President Azaña was dismayed by the events and considered resigning. The government's reaction consisted of setting up a "Control Committee" in the prison made up of representatives of all the parties and union entities of the Popular Front and entrusting the guarding the interior of the building to the "Rear Guard Militias", who came to replace the officials of the Prison Corps - a measure that greatly facilitated the famous "takeouts" that from that same Model Prison, among others, took place in October, November and December 1936—, and to prohibit the publication by the press of any mention of the murders, giving publicity instead to an official note alluding to a fire in the building, which would have been promptly put out, it was said, thanks to the intervention of the militias. At the same time and also as an immediate consequence of the assault, the so-called People's Courts were created ("We saved ten thousand lives!" —Azaña quotes in his memoirs—, claimed the then President of the Government, José Giral). When the rebel troops arrived at Ciudad Universitaria in November 1936, the prisoners who were occupying it were evacuated from the Modelo Prison; many of them perished in the Paracuellos de Jarama massacres. With some prisoners still inside, the building was very close to the fighting on the Ciudad Universitaria front.

Destruction

The ruins of the building, which had suffered great damage from aerial and artillery bombardment due to its proximity to the battlefront of the battle of the University City of Madrid, were demolished after the end of the Civil War and its function was assumed by the Carabanchel Prison. The Air Ministry was built on its foundations, currently the Air Force General Headquarters.

Features

View of the interior of the prison, first patio.

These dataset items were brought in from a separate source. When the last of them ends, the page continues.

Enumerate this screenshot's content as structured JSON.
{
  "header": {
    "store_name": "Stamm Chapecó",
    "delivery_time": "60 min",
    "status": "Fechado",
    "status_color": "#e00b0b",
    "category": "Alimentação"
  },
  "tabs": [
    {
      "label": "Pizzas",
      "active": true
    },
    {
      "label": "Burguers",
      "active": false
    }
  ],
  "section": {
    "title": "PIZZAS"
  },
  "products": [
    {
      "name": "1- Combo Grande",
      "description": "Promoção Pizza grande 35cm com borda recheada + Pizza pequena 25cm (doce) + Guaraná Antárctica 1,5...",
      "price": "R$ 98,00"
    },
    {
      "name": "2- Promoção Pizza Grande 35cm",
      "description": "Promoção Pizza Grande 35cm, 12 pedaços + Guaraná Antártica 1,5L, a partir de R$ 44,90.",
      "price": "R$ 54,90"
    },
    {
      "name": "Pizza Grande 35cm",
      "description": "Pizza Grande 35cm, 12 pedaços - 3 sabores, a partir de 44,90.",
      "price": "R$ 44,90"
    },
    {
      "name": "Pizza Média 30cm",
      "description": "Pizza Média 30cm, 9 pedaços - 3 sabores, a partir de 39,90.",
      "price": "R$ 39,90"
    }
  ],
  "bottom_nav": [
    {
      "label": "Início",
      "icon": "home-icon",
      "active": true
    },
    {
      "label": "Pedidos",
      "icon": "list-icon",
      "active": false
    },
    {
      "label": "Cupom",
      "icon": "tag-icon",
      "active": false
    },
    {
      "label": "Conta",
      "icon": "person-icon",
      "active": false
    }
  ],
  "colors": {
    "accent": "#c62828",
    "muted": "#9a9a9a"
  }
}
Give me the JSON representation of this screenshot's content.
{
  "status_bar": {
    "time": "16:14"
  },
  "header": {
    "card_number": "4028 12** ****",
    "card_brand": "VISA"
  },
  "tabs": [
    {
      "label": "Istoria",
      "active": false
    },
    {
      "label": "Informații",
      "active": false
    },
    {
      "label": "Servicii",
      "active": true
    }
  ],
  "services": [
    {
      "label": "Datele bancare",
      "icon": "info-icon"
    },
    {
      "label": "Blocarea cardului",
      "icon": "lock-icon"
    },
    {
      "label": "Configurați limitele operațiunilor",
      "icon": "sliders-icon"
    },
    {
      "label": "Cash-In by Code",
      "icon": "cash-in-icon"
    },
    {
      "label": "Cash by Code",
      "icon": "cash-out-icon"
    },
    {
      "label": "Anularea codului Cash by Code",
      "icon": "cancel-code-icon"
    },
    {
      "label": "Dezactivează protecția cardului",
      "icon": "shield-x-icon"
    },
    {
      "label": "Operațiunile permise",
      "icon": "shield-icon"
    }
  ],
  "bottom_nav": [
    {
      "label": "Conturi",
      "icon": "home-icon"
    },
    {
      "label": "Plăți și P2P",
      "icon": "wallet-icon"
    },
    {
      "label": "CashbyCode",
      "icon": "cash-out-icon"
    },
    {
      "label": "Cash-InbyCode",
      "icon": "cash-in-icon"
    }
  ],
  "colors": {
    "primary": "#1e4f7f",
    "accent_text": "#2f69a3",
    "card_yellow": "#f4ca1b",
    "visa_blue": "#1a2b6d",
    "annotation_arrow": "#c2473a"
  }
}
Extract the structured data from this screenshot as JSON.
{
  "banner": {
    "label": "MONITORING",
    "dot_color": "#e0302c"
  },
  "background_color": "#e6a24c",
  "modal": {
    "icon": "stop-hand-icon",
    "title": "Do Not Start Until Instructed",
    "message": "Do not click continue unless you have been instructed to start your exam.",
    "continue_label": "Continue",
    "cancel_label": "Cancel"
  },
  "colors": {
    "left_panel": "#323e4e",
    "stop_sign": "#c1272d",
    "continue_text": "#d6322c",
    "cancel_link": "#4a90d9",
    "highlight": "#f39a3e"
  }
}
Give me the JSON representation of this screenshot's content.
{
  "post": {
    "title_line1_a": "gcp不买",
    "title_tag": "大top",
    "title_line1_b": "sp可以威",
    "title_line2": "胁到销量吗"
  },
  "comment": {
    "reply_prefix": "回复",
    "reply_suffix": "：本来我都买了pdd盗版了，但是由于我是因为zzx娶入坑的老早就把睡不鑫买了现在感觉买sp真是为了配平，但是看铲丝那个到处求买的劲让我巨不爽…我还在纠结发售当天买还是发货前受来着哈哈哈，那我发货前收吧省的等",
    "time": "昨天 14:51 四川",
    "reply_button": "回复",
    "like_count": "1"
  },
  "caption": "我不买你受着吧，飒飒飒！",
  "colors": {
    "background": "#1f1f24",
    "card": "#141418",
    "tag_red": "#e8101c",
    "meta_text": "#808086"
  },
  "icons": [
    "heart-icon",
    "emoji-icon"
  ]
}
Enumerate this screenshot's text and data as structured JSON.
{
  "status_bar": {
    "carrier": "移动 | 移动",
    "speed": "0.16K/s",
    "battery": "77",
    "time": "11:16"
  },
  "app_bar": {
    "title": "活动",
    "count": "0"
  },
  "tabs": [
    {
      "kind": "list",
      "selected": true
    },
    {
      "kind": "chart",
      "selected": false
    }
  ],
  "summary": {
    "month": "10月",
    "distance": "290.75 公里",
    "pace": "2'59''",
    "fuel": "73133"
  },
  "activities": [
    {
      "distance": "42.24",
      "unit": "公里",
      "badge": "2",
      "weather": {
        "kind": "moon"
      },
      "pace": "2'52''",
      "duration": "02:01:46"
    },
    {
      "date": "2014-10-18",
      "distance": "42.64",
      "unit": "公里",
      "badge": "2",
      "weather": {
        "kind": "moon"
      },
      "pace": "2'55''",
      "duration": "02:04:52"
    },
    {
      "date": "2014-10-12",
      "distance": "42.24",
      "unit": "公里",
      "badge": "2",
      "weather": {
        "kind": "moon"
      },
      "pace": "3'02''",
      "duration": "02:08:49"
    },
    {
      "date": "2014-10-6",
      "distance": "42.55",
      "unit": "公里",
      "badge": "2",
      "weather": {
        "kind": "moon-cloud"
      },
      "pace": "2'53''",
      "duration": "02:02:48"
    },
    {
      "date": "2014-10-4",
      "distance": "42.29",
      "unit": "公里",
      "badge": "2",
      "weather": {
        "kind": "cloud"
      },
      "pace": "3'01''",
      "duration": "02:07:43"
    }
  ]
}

The plan of the prison was based on an irregular polygon with six sides and an area of 43,200 m². Popularly known at that time as the fan due to its plan shape. It applied the panopticon model that became so popular during the XIX century, with a rotunda or polygonal central body for the surveillance body of the penitentiary, and radial, through star-shaped galleries that converge in the central space.

One of the prison ships in 1917

The Madrid Model consisted of five ships that converged on a central surveillance pavilion. Each ship had four floors with 50 cells per floor (25 on each side of the central space). In the center of each nave was a covered trapezoidal space illuminated from above. In total the prison had 1200 cells. It also had a series of auxiliary dependencies: house-administration, infirmary and laundry rooms. It was considered a model building for the prison reform started during those years. It was called a cellular jail for being able to offer each inmate a cell.